Orang Sunda menganggap agama adalah ageman /cecekelan hirup (pegangan/pedoman
hidup) yang ada dalam hati dan pikiran setiap manusia untuk menata hidup agar
memiliki keteraturan yang sejalan dengan kehendak Yang Maha Mengatur.
Sistem
pengajaran agama mengatur dua hal, mana yang semestinya dilakukan oleh
manusia dan mana yang semestinya ditinggalkan oleh manusia, yang dalam bahasa
sederhananya agama mengajarkan mana yang baik dan mana yang buruk.
Keragaman
pemahaman terhadap sistem keyakinan atau agama lebih banyak pada aspek yang
bersifat tata cara manusia untuk menyembah Tuhannya secara langsung atau yang
disebut dengan sistem ritual. Bukan hanya antaragama, melainkan juga dalam
satu sistem agama sekalipun telah melahirkan keragaman pemahaman.
Keragaman
tersebut sangat dipengaruhi oleh pandangan para ahli keagamaan sejak wafatnya
Nabi yang menjadi pemegang otoritas wahyu orisinal. Setelah meninggalnya
Nabi, tumbuhlah para pemegang otoritas kebenaran agama yang mulai beragam.

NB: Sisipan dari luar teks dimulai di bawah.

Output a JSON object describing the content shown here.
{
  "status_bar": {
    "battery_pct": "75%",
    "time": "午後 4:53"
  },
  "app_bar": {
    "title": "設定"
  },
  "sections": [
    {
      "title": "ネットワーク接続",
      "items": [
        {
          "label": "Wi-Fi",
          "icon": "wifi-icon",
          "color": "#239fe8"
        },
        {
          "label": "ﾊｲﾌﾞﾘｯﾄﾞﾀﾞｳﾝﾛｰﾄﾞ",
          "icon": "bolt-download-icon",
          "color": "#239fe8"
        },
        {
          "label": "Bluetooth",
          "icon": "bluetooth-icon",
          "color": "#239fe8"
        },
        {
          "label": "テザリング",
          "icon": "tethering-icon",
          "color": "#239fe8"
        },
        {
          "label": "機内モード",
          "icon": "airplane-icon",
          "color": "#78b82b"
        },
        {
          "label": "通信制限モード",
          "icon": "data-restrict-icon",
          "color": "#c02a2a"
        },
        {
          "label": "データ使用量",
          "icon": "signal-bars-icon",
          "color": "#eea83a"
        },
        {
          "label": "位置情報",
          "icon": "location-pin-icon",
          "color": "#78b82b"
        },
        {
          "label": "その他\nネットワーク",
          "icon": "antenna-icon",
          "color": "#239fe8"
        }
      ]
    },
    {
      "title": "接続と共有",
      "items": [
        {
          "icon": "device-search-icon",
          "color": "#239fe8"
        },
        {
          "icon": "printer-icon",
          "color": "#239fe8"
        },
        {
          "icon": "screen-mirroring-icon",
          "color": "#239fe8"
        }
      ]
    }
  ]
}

Keberagaman tersebut sangat dipengaruhi oleh domisili, budaya, tingkat
kecerdasan masyarakat, bahkan kekuasaan yang berkembang pada saat itu.
Jadi
kalau kita berbeda, tidak perlu berselisih. Kita tidak perlu pula merasa
paling tahu atau paling benar, karena kita tidak mengalami sendiri keadaan
jaman itu, karena semuanya adalah ”katanya” yang diilmiahkan.
Agama
itu kekuatannya pada keyakinan. Yang membuat kita dekat dengan Tuhan adalah
keyakinan kita dan keyakinan sangatlah individual. Kini perkara individual
itu berubah menjadi perkara yang bersifat karena sistem keyakinan itu
mewarnai peranti kenegaraan yang diatur oleh peraturan perundang-undangan.
Sebagai
contoh, dalam ajaran Islam, sistem perkawinan masyarakat yang menganut agama
Islam diatur dalam Undang-Undang Pokok Perkawinan. Nah, dalam urusan kawin
ini saya bingung. Perkawinan itu peristiwa ritual atau peristiwa administrasi
kependudukan? Kalau memang ritual, kenapa dicatat? Kalau memang peristiwa
administrasi kependudukan, kenapa dicatatnya oleh KUA, bukan oleh
Disdukcapil?
Karena
saudara saya yang nonmuslim, perkawinannya dicatat oleh Disdukcapil. Kan
sama-sama mencatat perkawinan, kan sama-sama bangsa Indonesia, kenapa
dibedakan? Ditambah lagi banyak daerah yang menggratiskan Sistem Pencatatan
Pernikahan yang dilayani oleh Disdukcapil, sedangkan yang dicatat oleh KUA
masih bayar.
Ini
adalah diskriminasi pencatatan perkawinan yang harus dibahas secara serius
oleh para aktivis HAM, karena yang lebih serius lagi adalah loba dulur kuring
(banyak saudara saya) yang kawinnya tidak dicatatkan, karena tidak punya uang
untuk bayar. Akibatnya anak-anaknya kesulitan memiliki akta kelahiran. Sangat
diskriminatif. Ini betul-betul perkara serius. Urusan pencatatan perkawinan
bukan hanya urusan bayar saja, tetapi juga urusan jumlah pencatat yang
terbatas, sedangkan kawin teh musim-musiman.
Pada
waktu musim kawin, calon pengantin harus nunggu lama karena jumlah yang
dikawinkan sangat banyak. Bayangkan, bedak yang dari subuh dipakai, kepanasan
sampai meleleh. Baju pengantin yang harum, basah dengan keringat menunggu
datangnya sang pencatat perkawinan. Rombongan pengantar pedih menahan lapar,
karena berangkat dari rumahnya subuh mengantar raja sehari.
Selesai
musim panen dan perkawinan, nanti akan tiba musim paceklik dan perceraian.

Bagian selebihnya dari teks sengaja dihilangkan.